Optimization of fermentation conditions for the production of recombinant feruloyl esterase BpFaeT132C−D143C

Feruloyl esterases (FAEs) are a crucial component of the hemicellulose-degrading enzyme family that facilitates the degradation of lignocellulose while releasing hydroxycinnamic acids such as ferulic acid with high added value. Currently, the low enzyme yield of FAEs is one of the primary factors limiting its application. Therefore, in this paper, we optimized the fermentation conditions for the expression of FAE BpFae^{T132C−D143C} with excellent thermal stability in Escherichia coli by experimental design. Firstly, we explored the effects of 11 factors such as medium type, isopropyl-β-d-thiogalactopyranoside (IPTG) concentration, and inoculum size on BpFae^{T132C−D143C} activity separately by the single factor design. Then, the significance of the effects of seven factors, such as post-induction temperature, shaker rotational speed, and inoculum size on BpFae^{T132C−D143C} activity, was analyzed by Plackett–Burman design.
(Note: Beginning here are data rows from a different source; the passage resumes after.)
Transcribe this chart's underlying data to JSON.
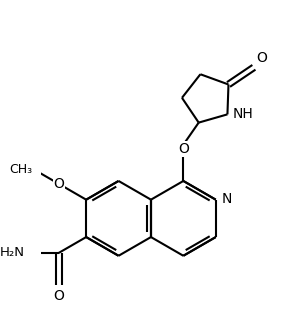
{
  "bg": "#ffffff",
  "bc": "#000000",
  "lw": 1.5,
  "fs": 9.5,
  "xlim": [
    -3.2,
    3.2
  ],
  "ylim": [
    -4.0,
    3.2
  ]
}
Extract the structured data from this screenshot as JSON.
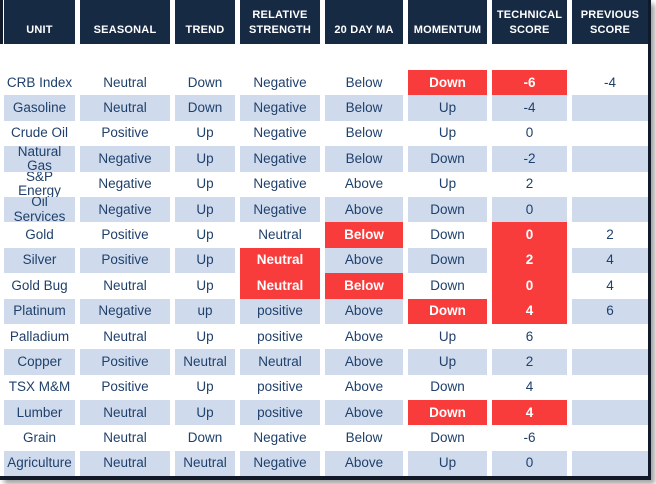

We identified the main factors affecting the fermentation conditions of E. coli expressing BpFae^{T132C−D143C} as post-induction temperature, pre-induction period, and post-induction period. Finally, we used the steepest ascent path design and response surface method to optimize the levels of these three factors further. Under the optimal conditions, the activity of BpFae^{T132C−D143C} was 3.58 U/ml, which was a significant 6.6-fold increase compared to the pre-optimization (0.47 U/ml), demonstrating the effectiveness of this optimization process. Moreover, BpFae^{T132C−D143C} activity was 1.52 U/ml in a 3-l fermenter under the abovementioned optimal conditions. It was determined that the expression of BpFae^{T132C−D143C} in E. coli was predominantly intracellular in the cytoplasm. This study lays the foundation for further research on BpFae^{T132C−D143C} in degrading agricultural waste transformation applications.